As normal, we require joining servers to declare their support for room versions, and reject any which do not include the version of the room given by the current room state.

In theory this is all that is required to ensure that v1-only servers never see any v2 parts of the DAG (events are only sent via /send, and a v1 server should have no way to reference v2 parts of the DAG); however we may want to consider adding a "versions" parameter to API calls like /event and /state which allow a server to specify an event_id to fill from, in case a (non-synapse, presumably) implementation gets an event id from a /context request or similar and tries to fill from it.

The experience for clients could be improved by awareness of the m.room.version event and querying a capabilities API (e.g. /versions?) to determine whether a room has been upgraded newer than the server can support.
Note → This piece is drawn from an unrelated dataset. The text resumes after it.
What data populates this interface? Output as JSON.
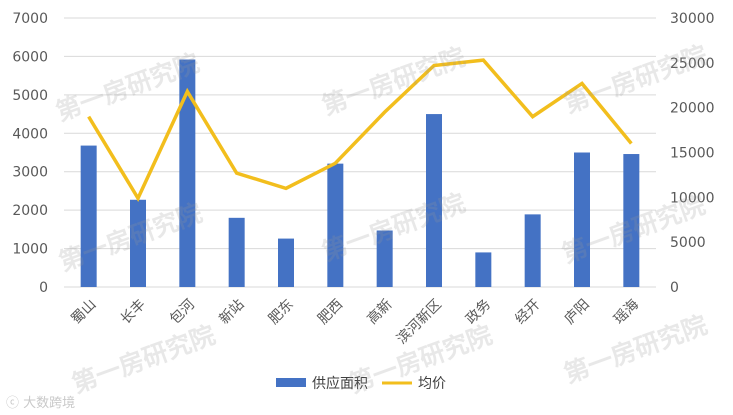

If so, a client could say: “Your server must be upgraded to continue to participate in this room” (and manually prevent the user from trying to speak).

Problems

  • This leaves users on old v1-only servers in their own view of the room, potentially continuing to speak but only seeing a subset of events (those from their own and other v1 servers).

    In the worst case, they might ask questions which those on v2 servers can see but have no way of replying to.

    One way to mitigate this would be to ensure that the last event sent in the v1 part of the DAG is an m.room.power_levels to make the room read-only to casual users; then restore the situation in the v2 DAG.

  • There's nothing to stop "inquisitive" users on v1 servers sending m.room.version events, which is likely to completely split-brain the room.

  • This doesn't help us do things like change the format of the room id.

1 This avoids the version event itself being vulnerable to state resets.

2 This is therefore a change to the event authorisation rules which we need to introduce with room version 2.

3 It's worth noting this does give the room creator a kill-switch for the room, even if they've subsequently been de-opped. Such is life.